In the short time available to introduce my (first) draft paper to the GM Science Panel Drafting Group I was, as Dr Latham confirmed, referring only to the impact of including a replication origin on transgene recombination events with RNA plant viruses. These represent the vast majority of plant viruses and hence have been targets for almost all virus-derived pathogen resistance transgene strategies in GM plants over 17 years. Indeed, reports of successful transgene-mediated resistance against DNA plant viruses are relatively rare. Thus while recombination-selection and rescue events through RNA-DNA reverse transcription (Pararetroviruses), or DNA-DNA replication (Geminiviruses) do not appear to be highly dependent on the presence of a viral replication origin [e.g. four papers cited by Latham - note Kiraly et al. 1998 not included in Latham & Steinbrecher, Econexus submission to the GM Debate, Royal Society of Edinburgh (27 January)], any GM-based field resistance strategy may offer limited success with these virus types anyway. Perhaps this is because RNA viruses are more susceptible to trangene-derived RNAi-mediated cellular silencing at an early stage of infection?

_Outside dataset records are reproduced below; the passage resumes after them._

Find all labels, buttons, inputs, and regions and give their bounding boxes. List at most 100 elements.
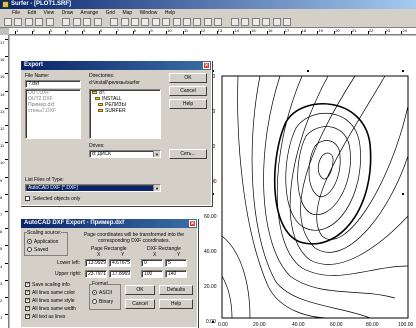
ellipse-tool-icon[interactable] bbox=[183, 18, 192, 26]
folder-icon bbox=[98, 109, 103, 113]
network-button[interactable]: Сеть... bbox=[169, 149, 207, 159]
rectangle-tool-icon[interactable] bbox=[162, 18, 171, 26]
text-as-lines-checkbox[interactable] bbox=[25, 313, 30, 319]
save-file-icon[interactable] bbox=[24, 18, 33, 26]
open-file-icon[interactable] bbox=[14, 18, 23, 26]
folder-icon bbox=[95, 97, 100, 101]
export-dialog-title: Export bbox=[24, 62, 44, 68]
menu-map[interactable]: Map bbox=[122, 10, 132, 16]
ascii-radio[interactable] bbox=[92, 290, 97, 295]
toolbar bbox=[0, 17, 416, 28]
menu-arrange[interactable]: Arrange bbox=[80, 10, 98, 16]
defaults-button[interactable]: Defaults bbox=[159, 285, 193, 295]
same-color-checkbox[interactable] bbox=[25, 289, 30, 295]
ruler-label: 17 bbox=[284, 28, 290, 33]
file-name-label: File Name: bbox=[25, 73, 50, 79]
new-file-icon[interactable] bbox=[4, 18, 12, 26]
dxf-ok-button[interactable]: OK bbox=[125, 285, 155, 295]
ruler-tick bbox=[5, 142, 8, 144]
file-list-item[interactable]: стены7.DXF bbox=[28, 108, 80, 114]
close-icon[interactable]: × bbox=[189, 220, 196, 227]
y-axis-label: 60.00 bbox=[204, 214, 217, 220]
same-style-checkbox[interactable] bbox=[25, 297, 30, 303]
cancel-button[interactable]: Cancel bbox=[169, 86, 207, 96]
ruler-tick bbox=[5, 245, 8, 247]
menu-grid[interactable]: Grid bbox=[106, 10, 115, 16]
directory-list[interactable]: d:\ INSTALL РЕЛИЗЫ SURFER bbox=[89, 89, 161, 139]
lower-left-dxf-y[interactable]: 5 bbox=[165, 259, 187, 267]
surfer-app-icon[interactable] bbox=[2, 1, 9, 8]
lower-left-dxf-x[interactable]: 0 bbox=[141, 259, 163, 267]
ruler-label: 23 bbox=[385, 28, 391, 33]
file-list[interactable]: OUT.DXF OUT2.DXF Пример.dxf стены7.DXF bbox=[25, 89, 81, 139]
ruler-tick bbox=[5, 211, 8, 212]
dxf-help-button[interactable]: Help bbox=[159, 299, 193, 309]
lower-left-label: Lower left: bbox=[57, 260, 81, 266]
chevron-down-icon[interactable]: ▼ bbox=[153, 185, 160, 191]
close-icon[interactable]: × bbox=[203, 62, 210, 69]
menu-file[interactable]: File bbox=[12, 10, 20, 16]
menu-view[interactable]: View bbox=[43, 10, 54, 16]
ruler-tick bbox=[5, 73, 8, 75]
ruler-label: 7 bbox=[116, 28, 120, 33]
chevron-down-icon[interactable]: ▼ bbox=[153, 151, 160, 157]
print-icon[interactable] bbox=[35, 18, 44, 26]
directory-item[interactable]: SURFER bbox=[92, 108, 160, 114]
text-as-lines-label: All text as lines bbox=[32, 314, 66, 320]
polygon-tool-icon[interactable] bbox=[131, 18, 140, 26]
cut-icon[interactable] bbox=[62, 18, 71, 26]
ok-button[interactable]: OK bbox=[169, 73, 207, 83]
dxf-cancel-button[interactable]: Cancel bbox=[125, 299, 155, 309]
ruler-label: 24 bbox=[402, 28, 407, 33]
binary-radio[interactable] bbox=[92, 299, 97, 304]
upper-right-page-y[interactable]: 17.8969 bbox=[109, 270, 131, 278]
menu-window[interactable]: Window bbox=[140, 10, 158, 16]
pointer-icon[interactable] bbox=[110, 18, 119, 26]
ruler-tick bbox=[5, 279, 8, 281]
menu-draw[interactable]: Draw bbox=[62, 10, 74, 16]
lower-left-page-x[interactable]: 13.9929 bbox=[85, 259, 107, 267]
base-map-icon[interactable] bbox=[241, 18, 250, 26]
symbol-tool-icon[interactable] bbox=[151, 18, 160, 26]
preview-icon[interactable] bbox=[45, 18, 54, 26]
text-tool-icon[interactable] bbox=[120, 18, 129, 26]
menu-edit[interactable]: Edit bbox=[27, 10, 36, 16]
file-name-input[interactable]: ?.dxf bbox=[25, 80, 81, 88]
upper-right-page-x[interactable]: 23.7971 bbox=[85, 270, 107, 278]
same-color-label: All lines same color bbox=[32, 290, 76, 296]
save-scaling-checkbox[interactable] bbox=[25, 281, 30, 287]
zoom-in-icon[interactable] bbox=[193, 18, 202, 26]
lower-left-page-y[interactable]: 4.67675 bbox=[109, 259, 131, 267]
undo-icon[interactable] bbox=[93, 18, 102, 26]
rounded-rect-tool-icon[interactable] bbox=[172, 18, 181, 26]
application-label: Application bbox=[34, 239, 59, 245]
copy-icon[interactable] bbox=[72, 18, 81, 26]
upper-right-dxf-y[interactable]: 140 bbox=[165, 270, 187, 278]
saved-radio[interactable] bbox=[27, 247, 32, 252]
y-axis-label: 40.00 bbox=[204, 249, 217, 255]
file-type-select[interactable]: AutoCAD DXF [*.DXF] ▼ bbox=[25, 184, 161, 192]
ruler-tick bbox=[5, 125, 8, 126]
upper-right-dxf-x[interactable]: 100 bbox=[141, 270, 163, 278]
ruler-label: 13 bbox=[0, 108, 5, 114]
same-width-checkbox[interactable] bbox=[25, 305, 30, 311]
application-radio[interactable] bbox=[27, 239, 32, 244]
ruler-label: 19 bbox=[318, 28, 323, 33]
surface-map-icon[interactable] bbox=[262, 18, 271, 26]
ruler-label: 15 bbox=[0, 74, 5, 80]
contour-map-icon[interactable] bbox=[230, 18, 239, 26]
help-button[interactable]: Help bbox=[169, 99, 207, 109]
polyline-tool-icon[interactable] bbox=[141, 18, 150, 26]
drive-select[interactable]: d: ДИСК ▼ bbox=[89, 150, 161, 158]
help-question-icon[interactable] bbox=[282, 18, 291, 26]
selected-only-checkbox[interactable] bbox=[25, 196, 30, 201]
ruler-label: 3 bbox=[49, 28, 52, 33]
zoom-page-icon[interactable] bbox=[214, 18, 223, 26]
same-style-label: All lines same style bbox=[32, 298, 75, 304]
ruler-label: 2 bbox=[0, 298, 3, 303]
zoom-out-icon[interactable] bbox=[203, 18, 212, 26]
post-map-icon[interactable] bbox=[251, 18, 260, 26]
grid-data-icon[interactable] bbox=[272, 18, 281, 26]
menu-help[interactable]: Help bbox=[165, 10, 175, 16]
paste-icon[interactable] bbox=[83, 18, 92, 26]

The recommendations which Dr Latham advocates so strongly in paragraph 4 of his note are precisely those contained in the Summary (para. 15) and Section 7 of the 1999 DETR Research Report (no.11) which he cites, which I and several senior molecular virologist colleagues at the Scottish Crop Research Institute authored! In fact, this mid-1990s review covered all 392 relevant papers published at the time, as well as surveying 23 UK and 49 overseas public and private sector organisations actively engaged in GM crop science and virology. With today's improved knowledge and understanding of RNAi and silencing defense pathways, many of the risk issues that were proposed last century can now be avoided when designing new viral resistance transgene strategies.

It is interesting, however, that the original Monsanto "New Leaf" potato was the subject of an extensive 6-year study (Thomas, PE et al., 1998 Molecular Breeding 4: 407-417). Over 25,000 plants in 442 lines transformed with 16 different coat protein gene constructs (with a Luteovirus replication origin), and 40,000 plants in 512 lines transformed with 7 different replicase gene constructs of potato leafroll virus were exposed to field infection over a 6-year period. Individual plants were inspected annually, and extensive molecular and biological studies done on any PLRV or heterologous viruses found to be infecting the crop. No changes in virus properties or evidence of recombination (HGT) were found.